Manusia sebagai makhluk sosial yang hidup berdampingan pasti memerlukan orang lain untuk dapat bertahan hidup. Karenanya, banyak individu selalu ingin terlihat baik agar dapat diterima dalam lingkungannya. Hal baik memiliki nilai tersendiri; nilai positif akan diberikan ketika terjadinya sebuah timbal balik saling menguntungkan antara individu dengan sekitarnya. Sebaliknya, nilai buruk akan didapatkan ketika individu merasa tidak nyaman dan dirugikan oleh lingkungannya.
Fenomena "People Pleaser" lumrah terjadi sekarang ini. People pleaser diilustrasikan sebagai seseorang yang selalu berusaha keras untuk menyenangkan orang lain, terutama dengan mengorbankan kebutuhan dan keinginannya sendiri. Sebab bagi sebagian orang, menolak permintaan atau untuk mengatakan "tidak" kepada orang lain dapat menjadi hal yang menakutkan. Dampaknya, individu tersebut akan melakukan perintah, merasa tertekan kemudian muncul rasa tidak suka dalam hati.
Mari mengenal pola perilaku people pleaser!
- Individu yang cenderung menjadi people pleaser seringkali merasa perlu untuk memenuhi harapan orang lain, sebab ia khawatir akan penolakan, konflik, atau terputusnya sebuah hubungan. Akibatnya, mereka akan mengorbankan kepentingan ataupun kebutuhan pribadinya.
- Merasa bertanggung jawab akan perasaan orang lain, people pleaser sering bilang "iya" "bisa" "boleh", sulit mengatakan "tidak" pada kemauan atau permintaan orang lain, serta berusaha agar orang lain tidak tersinggung dan kecewa.
- Insecure, menganggap dirinya lebih rendah dari orang lain, sehingga sering kali meminta maaf atas kesalahan yang bukan miliknya.
Lalu apa dampaknya?
- Dari perilaku yang telah disebutkan, Â people pleaser cenderung memiliki stress, cemas, dan sensivitas cukup tinggi, namun mereka terbiasa memendamnya sendiri. Akibatnya dapat membuat seseorang tidak dapat berfikir jernih dan berujung pada pelepasan emosi yang tidak sehat, seperti self-harm.

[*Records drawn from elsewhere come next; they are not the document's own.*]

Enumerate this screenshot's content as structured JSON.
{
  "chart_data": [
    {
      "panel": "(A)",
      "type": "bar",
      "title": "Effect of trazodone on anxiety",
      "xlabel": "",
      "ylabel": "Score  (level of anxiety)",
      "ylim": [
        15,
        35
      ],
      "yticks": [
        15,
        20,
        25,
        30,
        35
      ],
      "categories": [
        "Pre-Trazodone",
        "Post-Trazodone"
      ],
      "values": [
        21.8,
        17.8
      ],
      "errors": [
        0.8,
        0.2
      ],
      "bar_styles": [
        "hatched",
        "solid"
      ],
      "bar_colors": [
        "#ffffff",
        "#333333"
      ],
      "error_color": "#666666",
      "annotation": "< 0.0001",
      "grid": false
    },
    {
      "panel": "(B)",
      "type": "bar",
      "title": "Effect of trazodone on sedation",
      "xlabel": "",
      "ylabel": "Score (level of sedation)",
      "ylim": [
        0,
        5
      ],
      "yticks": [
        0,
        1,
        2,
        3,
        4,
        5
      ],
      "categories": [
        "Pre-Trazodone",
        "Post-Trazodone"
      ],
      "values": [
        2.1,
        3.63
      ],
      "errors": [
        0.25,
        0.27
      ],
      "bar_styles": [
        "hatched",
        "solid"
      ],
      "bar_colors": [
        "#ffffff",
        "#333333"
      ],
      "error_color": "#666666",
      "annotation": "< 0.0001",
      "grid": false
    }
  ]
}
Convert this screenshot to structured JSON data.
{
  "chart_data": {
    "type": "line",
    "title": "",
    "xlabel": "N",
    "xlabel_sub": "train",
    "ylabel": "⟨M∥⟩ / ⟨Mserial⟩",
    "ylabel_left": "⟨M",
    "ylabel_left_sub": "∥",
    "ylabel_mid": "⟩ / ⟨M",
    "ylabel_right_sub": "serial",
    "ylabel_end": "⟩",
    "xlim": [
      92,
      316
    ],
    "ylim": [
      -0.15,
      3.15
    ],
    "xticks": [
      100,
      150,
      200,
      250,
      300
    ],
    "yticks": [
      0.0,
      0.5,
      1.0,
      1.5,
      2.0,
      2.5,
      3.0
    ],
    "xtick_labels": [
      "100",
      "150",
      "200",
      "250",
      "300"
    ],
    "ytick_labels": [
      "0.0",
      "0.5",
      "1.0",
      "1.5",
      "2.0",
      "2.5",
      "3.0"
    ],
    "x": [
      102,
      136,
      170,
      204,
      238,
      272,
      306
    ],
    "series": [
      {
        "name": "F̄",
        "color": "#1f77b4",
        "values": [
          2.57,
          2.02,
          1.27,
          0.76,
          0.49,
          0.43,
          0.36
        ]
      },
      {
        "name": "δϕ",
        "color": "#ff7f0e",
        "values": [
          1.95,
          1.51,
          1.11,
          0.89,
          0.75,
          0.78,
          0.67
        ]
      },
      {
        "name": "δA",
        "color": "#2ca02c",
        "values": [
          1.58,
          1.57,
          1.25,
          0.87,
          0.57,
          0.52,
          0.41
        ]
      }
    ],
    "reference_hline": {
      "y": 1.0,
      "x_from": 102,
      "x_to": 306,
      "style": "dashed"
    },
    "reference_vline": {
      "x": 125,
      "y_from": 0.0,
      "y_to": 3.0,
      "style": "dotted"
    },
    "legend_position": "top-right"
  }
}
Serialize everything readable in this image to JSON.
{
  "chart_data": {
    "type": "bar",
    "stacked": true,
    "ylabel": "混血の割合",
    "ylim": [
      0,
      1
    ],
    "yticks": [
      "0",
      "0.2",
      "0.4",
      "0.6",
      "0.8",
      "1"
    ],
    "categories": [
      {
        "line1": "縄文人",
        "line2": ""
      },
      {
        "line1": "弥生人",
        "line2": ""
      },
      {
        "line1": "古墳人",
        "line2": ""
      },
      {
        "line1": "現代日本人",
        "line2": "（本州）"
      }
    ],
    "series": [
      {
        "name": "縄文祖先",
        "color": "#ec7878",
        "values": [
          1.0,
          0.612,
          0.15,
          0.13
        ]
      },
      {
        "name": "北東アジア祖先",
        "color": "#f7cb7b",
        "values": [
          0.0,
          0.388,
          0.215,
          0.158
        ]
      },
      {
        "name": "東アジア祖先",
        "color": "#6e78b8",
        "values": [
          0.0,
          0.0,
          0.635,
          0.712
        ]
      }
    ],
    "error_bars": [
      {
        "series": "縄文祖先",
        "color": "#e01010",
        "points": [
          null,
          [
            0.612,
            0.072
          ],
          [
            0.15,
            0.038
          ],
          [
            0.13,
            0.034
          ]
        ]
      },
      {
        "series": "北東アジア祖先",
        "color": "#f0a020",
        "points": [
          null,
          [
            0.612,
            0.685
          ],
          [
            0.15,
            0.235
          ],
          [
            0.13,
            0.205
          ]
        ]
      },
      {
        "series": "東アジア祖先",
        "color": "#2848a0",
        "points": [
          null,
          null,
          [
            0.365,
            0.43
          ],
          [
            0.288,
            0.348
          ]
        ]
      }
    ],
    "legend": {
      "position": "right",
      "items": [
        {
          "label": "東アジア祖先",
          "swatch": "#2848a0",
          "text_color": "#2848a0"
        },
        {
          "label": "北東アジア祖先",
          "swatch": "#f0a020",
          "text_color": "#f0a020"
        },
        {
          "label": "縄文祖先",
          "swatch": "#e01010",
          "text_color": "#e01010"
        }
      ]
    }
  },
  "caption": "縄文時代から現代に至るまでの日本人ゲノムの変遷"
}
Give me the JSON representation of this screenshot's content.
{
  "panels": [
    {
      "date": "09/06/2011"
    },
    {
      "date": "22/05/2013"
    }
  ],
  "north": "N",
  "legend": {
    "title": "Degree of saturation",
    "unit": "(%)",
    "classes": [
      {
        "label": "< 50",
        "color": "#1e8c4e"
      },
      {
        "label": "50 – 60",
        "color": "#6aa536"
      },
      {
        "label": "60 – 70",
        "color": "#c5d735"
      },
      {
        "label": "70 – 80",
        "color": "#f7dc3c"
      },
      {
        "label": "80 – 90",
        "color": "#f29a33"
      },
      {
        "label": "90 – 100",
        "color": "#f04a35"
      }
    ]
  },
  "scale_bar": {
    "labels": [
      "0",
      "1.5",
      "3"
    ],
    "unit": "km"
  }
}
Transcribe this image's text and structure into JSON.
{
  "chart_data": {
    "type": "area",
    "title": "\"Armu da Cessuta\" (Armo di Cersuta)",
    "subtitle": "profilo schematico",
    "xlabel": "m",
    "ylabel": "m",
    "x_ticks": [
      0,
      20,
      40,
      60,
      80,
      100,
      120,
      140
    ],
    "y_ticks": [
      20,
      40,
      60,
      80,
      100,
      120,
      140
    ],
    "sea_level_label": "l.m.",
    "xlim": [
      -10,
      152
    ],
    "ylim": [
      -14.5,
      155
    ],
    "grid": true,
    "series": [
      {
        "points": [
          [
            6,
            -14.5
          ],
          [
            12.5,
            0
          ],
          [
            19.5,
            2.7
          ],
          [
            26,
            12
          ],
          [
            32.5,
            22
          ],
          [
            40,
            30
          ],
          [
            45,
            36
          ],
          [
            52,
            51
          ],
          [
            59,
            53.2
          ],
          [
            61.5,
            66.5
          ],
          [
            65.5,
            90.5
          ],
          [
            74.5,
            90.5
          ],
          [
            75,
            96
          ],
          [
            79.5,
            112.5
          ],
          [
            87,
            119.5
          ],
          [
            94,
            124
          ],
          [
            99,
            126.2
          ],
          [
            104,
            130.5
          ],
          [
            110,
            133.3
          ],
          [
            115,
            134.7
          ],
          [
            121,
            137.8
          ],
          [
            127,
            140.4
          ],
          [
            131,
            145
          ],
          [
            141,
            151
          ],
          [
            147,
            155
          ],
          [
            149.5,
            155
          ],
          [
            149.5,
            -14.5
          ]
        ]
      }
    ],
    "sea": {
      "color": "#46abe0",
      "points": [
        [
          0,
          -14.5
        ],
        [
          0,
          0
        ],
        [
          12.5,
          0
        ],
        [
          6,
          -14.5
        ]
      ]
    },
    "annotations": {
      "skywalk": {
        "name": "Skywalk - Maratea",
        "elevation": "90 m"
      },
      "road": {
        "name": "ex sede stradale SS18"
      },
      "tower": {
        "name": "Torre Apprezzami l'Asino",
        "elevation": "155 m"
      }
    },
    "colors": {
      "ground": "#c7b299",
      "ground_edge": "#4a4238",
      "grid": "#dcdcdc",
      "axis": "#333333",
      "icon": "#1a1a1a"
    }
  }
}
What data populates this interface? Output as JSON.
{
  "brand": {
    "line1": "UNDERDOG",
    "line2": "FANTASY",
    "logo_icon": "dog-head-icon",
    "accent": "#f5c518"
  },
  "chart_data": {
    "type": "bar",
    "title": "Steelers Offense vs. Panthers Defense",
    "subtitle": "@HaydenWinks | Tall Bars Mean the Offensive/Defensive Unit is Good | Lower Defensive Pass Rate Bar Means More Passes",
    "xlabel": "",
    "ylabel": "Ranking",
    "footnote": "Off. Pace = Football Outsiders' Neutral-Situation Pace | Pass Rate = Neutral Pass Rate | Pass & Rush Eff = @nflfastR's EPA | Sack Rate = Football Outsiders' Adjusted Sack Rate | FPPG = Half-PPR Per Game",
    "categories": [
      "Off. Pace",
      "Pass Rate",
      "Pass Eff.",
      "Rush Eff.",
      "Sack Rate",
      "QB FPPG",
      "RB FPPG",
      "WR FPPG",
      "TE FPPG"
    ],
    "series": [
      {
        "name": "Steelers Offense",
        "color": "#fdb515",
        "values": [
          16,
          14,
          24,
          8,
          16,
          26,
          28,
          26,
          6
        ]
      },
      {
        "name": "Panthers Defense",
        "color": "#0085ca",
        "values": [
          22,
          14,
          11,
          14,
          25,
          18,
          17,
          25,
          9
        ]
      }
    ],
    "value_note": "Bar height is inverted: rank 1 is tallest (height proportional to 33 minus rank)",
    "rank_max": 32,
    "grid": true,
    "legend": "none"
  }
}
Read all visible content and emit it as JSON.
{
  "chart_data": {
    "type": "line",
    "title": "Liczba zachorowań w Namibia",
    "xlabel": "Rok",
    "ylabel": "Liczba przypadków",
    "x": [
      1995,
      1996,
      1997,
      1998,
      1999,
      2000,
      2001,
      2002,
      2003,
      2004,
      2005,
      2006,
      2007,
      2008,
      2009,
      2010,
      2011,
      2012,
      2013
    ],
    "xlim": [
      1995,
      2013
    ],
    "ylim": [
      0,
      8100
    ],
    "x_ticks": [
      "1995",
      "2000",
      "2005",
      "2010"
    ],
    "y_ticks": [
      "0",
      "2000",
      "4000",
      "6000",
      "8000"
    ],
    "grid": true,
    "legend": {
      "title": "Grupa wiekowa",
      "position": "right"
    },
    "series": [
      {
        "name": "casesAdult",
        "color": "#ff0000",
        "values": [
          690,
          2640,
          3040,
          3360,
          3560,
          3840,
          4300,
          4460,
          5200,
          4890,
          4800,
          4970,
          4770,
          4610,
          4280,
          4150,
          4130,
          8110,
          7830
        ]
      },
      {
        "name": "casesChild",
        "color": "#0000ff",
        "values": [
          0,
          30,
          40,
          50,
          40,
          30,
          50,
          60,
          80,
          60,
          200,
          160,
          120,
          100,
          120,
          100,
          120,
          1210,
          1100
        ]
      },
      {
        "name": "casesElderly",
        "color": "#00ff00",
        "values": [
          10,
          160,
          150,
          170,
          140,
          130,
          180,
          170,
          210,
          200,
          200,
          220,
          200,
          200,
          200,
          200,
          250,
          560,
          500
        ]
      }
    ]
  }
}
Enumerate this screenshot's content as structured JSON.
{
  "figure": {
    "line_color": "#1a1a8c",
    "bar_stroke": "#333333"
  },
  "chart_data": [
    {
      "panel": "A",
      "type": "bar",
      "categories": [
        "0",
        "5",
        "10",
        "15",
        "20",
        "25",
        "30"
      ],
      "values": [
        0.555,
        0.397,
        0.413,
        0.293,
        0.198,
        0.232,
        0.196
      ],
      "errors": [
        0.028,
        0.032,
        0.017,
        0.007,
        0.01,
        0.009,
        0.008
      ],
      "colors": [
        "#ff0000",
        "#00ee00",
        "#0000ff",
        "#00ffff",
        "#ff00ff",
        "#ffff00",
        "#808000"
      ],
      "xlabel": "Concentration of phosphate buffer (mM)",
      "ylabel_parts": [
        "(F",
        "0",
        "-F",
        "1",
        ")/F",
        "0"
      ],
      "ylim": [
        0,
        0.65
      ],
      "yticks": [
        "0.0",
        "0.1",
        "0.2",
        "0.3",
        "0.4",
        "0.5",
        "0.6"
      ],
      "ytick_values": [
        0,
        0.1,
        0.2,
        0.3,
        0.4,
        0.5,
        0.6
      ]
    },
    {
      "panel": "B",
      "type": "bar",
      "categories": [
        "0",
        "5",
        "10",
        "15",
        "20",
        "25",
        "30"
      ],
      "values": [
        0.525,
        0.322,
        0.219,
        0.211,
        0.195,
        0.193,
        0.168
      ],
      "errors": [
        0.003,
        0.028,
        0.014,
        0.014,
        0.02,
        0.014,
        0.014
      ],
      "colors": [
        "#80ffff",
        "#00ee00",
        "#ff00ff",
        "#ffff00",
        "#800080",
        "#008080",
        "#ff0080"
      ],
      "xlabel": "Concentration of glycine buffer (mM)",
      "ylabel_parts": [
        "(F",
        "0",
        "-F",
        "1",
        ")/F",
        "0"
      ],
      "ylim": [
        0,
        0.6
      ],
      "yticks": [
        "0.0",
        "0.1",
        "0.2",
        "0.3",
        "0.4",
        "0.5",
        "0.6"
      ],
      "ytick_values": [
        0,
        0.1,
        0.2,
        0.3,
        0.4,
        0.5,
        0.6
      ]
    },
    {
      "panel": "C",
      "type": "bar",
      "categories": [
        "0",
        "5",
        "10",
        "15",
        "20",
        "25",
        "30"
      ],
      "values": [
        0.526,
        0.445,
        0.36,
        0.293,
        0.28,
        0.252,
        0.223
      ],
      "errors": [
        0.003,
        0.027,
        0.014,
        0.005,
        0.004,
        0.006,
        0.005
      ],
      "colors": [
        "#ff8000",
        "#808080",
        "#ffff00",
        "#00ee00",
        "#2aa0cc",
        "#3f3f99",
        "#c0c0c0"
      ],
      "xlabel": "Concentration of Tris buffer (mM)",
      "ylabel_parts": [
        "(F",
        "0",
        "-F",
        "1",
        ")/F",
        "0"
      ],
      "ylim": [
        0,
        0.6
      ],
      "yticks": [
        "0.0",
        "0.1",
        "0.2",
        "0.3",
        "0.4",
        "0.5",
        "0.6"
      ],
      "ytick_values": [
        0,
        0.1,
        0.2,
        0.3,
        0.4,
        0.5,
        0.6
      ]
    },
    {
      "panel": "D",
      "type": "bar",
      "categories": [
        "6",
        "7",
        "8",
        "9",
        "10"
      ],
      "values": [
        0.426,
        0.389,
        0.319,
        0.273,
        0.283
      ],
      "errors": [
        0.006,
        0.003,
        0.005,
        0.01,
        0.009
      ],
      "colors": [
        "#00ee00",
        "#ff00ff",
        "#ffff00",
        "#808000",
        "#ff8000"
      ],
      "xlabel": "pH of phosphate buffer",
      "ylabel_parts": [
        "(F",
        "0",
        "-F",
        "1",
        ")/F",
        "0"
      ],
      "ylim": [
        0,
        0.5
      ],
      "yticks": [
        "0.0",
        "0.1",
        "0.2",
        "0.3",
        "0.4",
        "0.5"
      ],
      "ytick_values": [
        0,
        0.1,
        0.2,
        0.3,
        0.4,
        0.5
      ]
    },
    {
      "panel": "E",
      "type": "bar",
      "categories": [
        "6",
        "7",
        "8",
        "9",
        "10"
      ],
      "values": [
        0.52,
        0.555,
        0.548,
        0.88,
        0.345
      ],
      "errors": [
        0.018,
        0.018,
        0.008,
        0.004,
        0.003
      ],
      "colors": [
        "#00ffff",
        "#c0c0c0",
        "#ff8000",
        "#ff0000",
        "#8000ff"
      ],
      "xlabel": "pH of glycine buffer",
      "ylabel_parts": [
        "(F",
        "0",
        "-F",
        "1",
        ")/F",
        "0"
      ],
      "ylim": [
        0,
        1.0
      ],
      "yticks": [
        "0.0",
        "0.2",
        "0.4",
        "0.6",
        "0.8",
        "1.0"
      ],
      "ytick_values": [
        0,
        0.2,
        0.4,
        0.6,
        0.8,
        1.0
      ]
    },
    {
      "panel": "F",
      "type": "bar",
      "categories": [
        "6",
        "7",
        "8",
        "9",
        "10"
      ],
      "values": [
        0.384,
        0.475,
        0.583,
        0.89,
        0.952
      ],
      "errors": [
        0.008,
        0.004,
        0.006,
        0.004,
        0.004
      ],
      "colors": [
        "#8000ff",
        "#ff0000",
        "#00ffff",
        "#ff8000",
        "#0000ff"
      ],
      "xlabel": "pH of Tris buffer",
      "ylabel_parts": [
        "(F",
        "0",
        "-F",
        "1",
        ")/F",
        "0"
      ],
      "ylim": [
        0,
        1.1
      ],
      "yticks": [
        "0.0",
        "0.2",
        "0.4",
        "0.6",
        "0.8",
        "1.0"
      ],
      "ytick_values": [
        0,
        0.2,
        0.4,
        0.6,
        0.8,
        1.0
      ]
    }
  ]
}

- People pleaser juga akan mudah dimanfatkan orang lain sehingga mengesampingkan kepentingan pribadinya.
- Selain itu, ia juga akan mengalami kesulitan dalam menempatkan diri sebab terlalu banyaknya pengorbanan sehingga membawa dampak pada kesehatan mentalnya.
Mengapa penting untuk mengatakan "no"?
Mengatakan "tidak" bukanlah pertanda egoisme atau ketidakpedulian terhadap orang lain. Sebaliknya, itu adalah bentuk perlindungan diri. Menolong orang lain merupakan perbuatan terpuji, namun tidak dengan mengorbankan kepentingan pribadi. Sebab, jika mengorbankan diri berarti bermakna 'beda' dengan sifat baik atau berbuat kebaikan. Orang yang menolong berarti dirinya dapat menempatkan diri dan dapat menyeimbangkan menolong orang lain dan kebutuhan dirinya sendiri, bukan memaksakan diatas kemampuannya.
Bagaimana mengatasinya?
Apabila seseorang mengidentifikasikan dirinya sebagai people pleaser dan mengakibatkan masalah dalam hidupnya, langkah untuk mengatasi dengan:
- Self-respect dengan memahami, menghargai, (nilai, kebutuhan, kepentingan, keinginanan) pribadinya
- Berfikit matang sebelum menyetujui pendapat, kepentingan, keinginan, permintaan orang lain
- Menyadari bahwa kita tidak dapat menyenangkan semua orang
Perlu diketahui people pleaser bukan diagnosis medis atau ciri kepribadian yang diukur. Namun, jika semakin lama semakin merasa terpuruk, jangan ragu meminta bantuan profesional.
Meski untuk mengatakan "no" bukan tindakan yang mudah bagi "people pleaser", tetapi itu merupakan langkah penting dalam membangun kehidupan yang seimbang dan memprioritaskan kesejahteraan pribadinya. Dengan mengakui nilai-nilai dan kebutuhan diri sendiri serta belajar untuk menetapkan batas, seseorang dapat meraih kebebasan dan kebahagiaan yang lebih besar dalam hidup mereka. Jadi, berani lah untuk mengatakan "tidak".